Droit de réponse entre Sani Mouhamadou et Maxime Eko Eko : la vérité rétablie
Un droit de réponse pour rétablir la vérité face à des accusations infondées
Dans un communiqué officiel, Me Mélissa Nyoth, avocate au Barreau du Cameroun, s’exprime au nom de son client, M. Sani Mouhamadou. Elle réagit à un communiqué diffusé le 9 août 2026 par les avocats de M. Léopold Maxime Eko Eko, qui remet en cause les déclarations de son client.
Le document en question visait à corriger une information selon laquelle M. Sani Mouhamadou aurait cité la Direction Générale de la Recherche Extérieure (DGRE) parmi les institutions camerounaises ayant sollicité ses services en 2020. Les avocats de M. Eko Eko affirment que c’est lui qui aurait contacté M. Sani Mouhamadou pour lui proposer des services, avant de rompre tout contact en raison d’un manque de justificatifs.
Les faits contestés et la réponse apportée
M. Sani Mouhamadou précise que son communiqué initial, publié le 5 août 2026, avait pour but de rétablir la vérité après la diffusion de vidéos le 24 et 25 juillet 2026. Il souligne qu’il n’a jamais mentionné le nom de M. Eko Eko dans ce document, suggérant une possible confusion.
Pour étayer ses propos, il rappelle un échange par messagerie daté du 1er février 2020 à 7h09, où M. Eko Eko lui aurait écrit : « J’ai urgemment besoin de votre aide ». Cette preuve démontre que M. Eko Eko a sollicité M. Sani Mouhamadou en premier lieu, et que son expertise est attestée par l’Institut des Hautes Études de Défense Nationale.

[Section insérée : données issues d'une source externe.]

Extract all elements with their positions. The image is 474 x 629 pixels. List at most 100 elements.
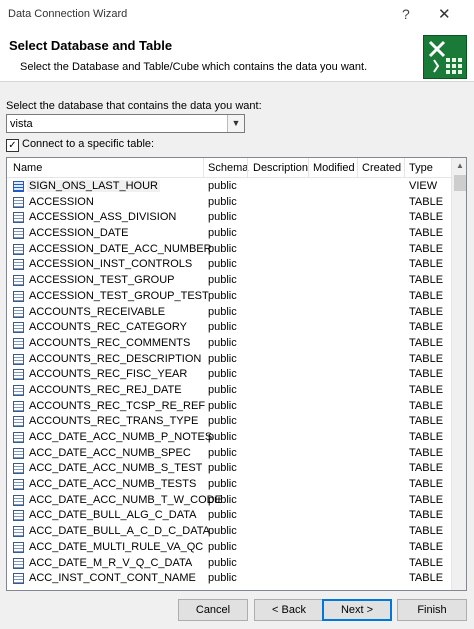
row-schema: public xyxy=(208,572,237,585)
row-type: TABLE xyxy=(409,242,444,255)
cancel-button[interactable]: Cancel xyxy=(178,599,248,621)
table-row[interactable]: ACCESSION_TEST_GROUP public TABLE xyxy=(7,273,451,289)
row-type: TABLE xyxy=(409,525,444,538)
row-type: TABLE xyxy=(409,462,444,475)
connect-specific-table-checkbox[interactable]: ✓ xyxy=(6,139,19,152)
column-header-type[interactable]: Type xyxy=(409,162,433,174)
table-row[interactable]: ACCESSION_DATE public TABLE xyxy=(7,226,451,242)
table-row[interactable]: ACCOUNTS_REC_FISC_YEAR public TABLE xyxy=(7,367,451,383)
table-row[interactable]: ACC_DATE_BULL_ALG_C_DATA public TABLE xyxy=(7,508,451,524)
table-row[interactable]: ACCESSION_DATE_ACC_NUMBER public TABLE xyxy=(7,242,451,258)
table-row[interactable]: ACCOUNTS_REC_REJ_DATE public TABLE xyxy=(7,383,451,399)
next-button[interactable]: Next > xyxy=(322,599,392,621)
row-name: ACC_DATE_BULL_ALG_C_DATA xyxy=(29,509,197,522)
column-header-created[interactable]: Created xyxy=(362,162,401,174)
table-row[interactable]: ACCOUNTS_RECEIVABLE public TABLE xyxy=(7,305,451,321)
table-icon xyxy=(13,353,24,365)
row-name: ACC_DATE_ACC_NUMB_T_W_CODE xyxy=(29,493,222,506)
close-button[interactable]: ✕ xyxy=(438,5,451,23)
row-name: ACCOUNTS_RECEIVABLE xyxy=(29,305,166,318)
row-type: TABLE xyxy=(409,195,444,208)
table-icon xyxy=(13,275,24,287)
row-type: TABLE xyxy=(409,431,444,443)
table-row[interactable]: SIGN_ONS_LAST_HOUR public VIEW xyxy=(7,179,451,195)
row-name: ACCESSION_DATE xyxy=(29,227,129,240)
row-name: ACCOUNTS_REC_TCSP_RE_REF xyxy=(29,399,206,412)
column-header-name[interactable]: Name xyxy=(13,162,42,174)
connect-specific-table-label[interactable]: Connect to a specific table: xyxy=(22,138,154,150)
table-row[interactable]: ACC_INST_CONT_CONT_NAME public TABLE xyxy=(7,571,451,587)
scroll-up-icon[interactable]: ▲ xyxy=(452,158,466,174)
table-row[interactable]: ACCESSION_ASS_DIVISION public TABLE xyxy=(7,210,451,226)
table-row[interactable]: ACCOUNTS_REC_TRANS_TYPE public TABLE xyxy=(7,414,451,430)
column-header-modified[interactable]: Modified xyxy=(313,162,355,174)
table-row[interactable]: ACC_DATE_BULL_A_C_D_C_DATA public TABLE xyxy=(7,524,451,540)
row-type: VIEW xyxy=(409,180,438,192)
data-connection-wizard-icon xyxy=(423,35,467,79)
row-type: TABLE xyxy=(409,321,444,334)
help-button[interactable]: ? xyxy=(402,6,410,22)
column-header-description[interactable]: Description xyxy=(253,162,308,174)
page-subtitle: Select the Database and Table/Cube which… xyxy=(20,61,368,73)
column-header-schema[interactable]: Schema xyxy=(208,162,248,174)
table-icon xyxy=(13,573,24,585)
row-type: TABLE xyxy=(409,289,444,302)
row-schema: public xyxy=(208,509,237,522)
table-icon xyxy=(13,322,24,334)
table-row[interactable]: ACCOUNTS_REC_TCSP_RE_REF public TABLE xyxy=(7,399,451,415)
table-row[interactable]: ACCOUNTS_REC_COMMENTS public TABLE xyxy=(7,336,451,352)
row-schema: public xyxy=(208,336,237,349)
table-icon xyxy=(13,228,24,240)
row-name: ACCESSION_ASS_DIVISION xyxy=(29,211,177,224)
table-row[interactable]: ACC_DATE_M_R_V_Q_C_DATA public TABLE xyxy=(7,556,451,572)
row-name: ACCESSION_TEST_GROUP_TEST xyxy=(29,289,209,302)
row-type: TABLE xyxy=(409,383,444,396)
table-row[interactable]: ACCESSION_INST_CONTROLS public TABLE xyxy=(7,257,451,273)
row-type: TABLE xyxy=(409,446,444,459)
back-button[interactable]: < Back xyxy=(254,599,324,621)
chevron-down-icon[interactable]: ▼ xyxy=(227,115,244,132)
table-icon xyxy=(13,432,24,443)
row-name: ACCOUNTS_REC_DESCRIPTION xyxy=(29,352,202,365)
table-row[interactable]: ACC_DATE_ACC_NUMB_T_W_CODE public TABLE xyxy=(7,493,451,509)
database-combobox[interactable]: vista ▼ xyxy=(6,114,245,133)
table-row[interactable]: ACC_DATE_ACC_NUMB_S_TEST public TABLE xyxy=(7,461,451,477)
finish-button[interactable]: Finish xyxy=(397,599,467,621)
row-schema: public xyxy=(208,415,237,428)
table-icon xyxy=(13,510,24,522)
table-icon xyxy=(13,541,24,553)
row-type: TABLE xyxy=(409,572,444,585)
table-row[interactable]: ACCESSION public TABLE xyxy=(7,195,451,211)
row-type: TABLE xyxy=(409,352,444,365)
row-type: TABLE xyxy=(409,258,444,271)
table-row[interactable]: ACC_DATE_ACC_NUMB_P_NOTES public TABLE xyxy=(7,430,451,446)
row-type: TABLE xyxy=(409,415,444,428)
row-type: TABLE xyxy=(409,274,444,287)
vertical-scrollbar[interactable]: ▲ xyxy=(451,158,466,590)
table-row[interactable]: ACC_DATE_ACC_NUMB_SPEC public TABLE xyxy=(7,446,451,462)
row-type: TABLE xyxy=(409,336,444,349)
row-name: ACCOUNTS_REC_TRANS_TYPE xyxy=(29,415,199,428)
row-schema: public xyxy=(208,305,237,318)
row-schema: public xyxy=(208,540,237,553)
table-icon xyxy=(13,259,24,271)
table-row[interactable]: ACCESSION_TEST_GROUP_TEST public TABLE xyxy=(7,289,451,305)
table-row[interactable]: ACCOUNTS_REC_DESCRIPTION public TABLE xyxy=(7,352,451,368)
row-schema: public xyxy=(208,180,237,192)
table-list[interactable]: Name Schema Description Modified Created… xyxy=(6,157,467,591)
row-schema: public xyxy=(208,352,237,365)
row-type: TABLE xyxy=(409,399,444,412)
view-icon xyxy=(13,181,24,192)
row-schema: public xyxy=(208,383,237,396)
title-bar: Data Connection Wizard ? ✕ xyxy=(0,0,474,30)
row-name: ACCOUNTS_REC_REJ_DATE xyxy=(29,383,182,396)
scrollbar-thumb[interactable] xyxy=(454,175,466,191)
table-row[interactable]: ACCOUNTS_REC_CATEGORY public TABLE xyxy=(7,320,451,336)
table-row[interactable]: ACC_DATE_MULTI_RULE_VA_QC public TABLE xyxy=(7,540,451,556)
table-row[interactable]: ACC_DATE_ACC_NUMB_TESTS public TABLE xyxy=(7,477,451,493)
table-icon xyxy=(13,557,24,569)
row-schema: public xyxy=(208,431,237,443)
table-list-header: Name Schema Description Modified Created… xyxy=(7,158,451,178)
table-icon xyxy=(13,400,24,412)
row-type: TABLE xyxy=(409,493,444,506)
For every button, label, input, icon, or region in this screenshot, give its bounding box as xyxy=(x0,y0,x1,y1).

Une démarche amiable infructueuse
Dès la découverte du communiqué de M. Eko Eko, une tentative de résolution amiable a été engagée pour corriger cette erreur. Cependant, aucune suite n’a été donnée. Face à cette situation, M. Sani Mouhamadou se voit contraint de défendre son honneur et sa réputation professionnelle.
Il exige le retrait immédiat du communiqué sous 48 heures, sous peine de divulguer des preuves supplémentaires et d’engager des poursuites judiciaires pour diffamation, si les accusations sont maintenues.
La défense de l’intégrité professionnelle
Me Mélissa Nyoth rappelle que les accusations portées contre son client sont infondées et portent atteinte à son image. Elle insiste sur la nécessité de rétablir les faits, tout en maintenant un profond respect pour M. Eko Eko.
Ce droit de réponse s’inscrit dans une logique de transparence et de protection de l’honneur professionnel, conformément aux principes déontologiques.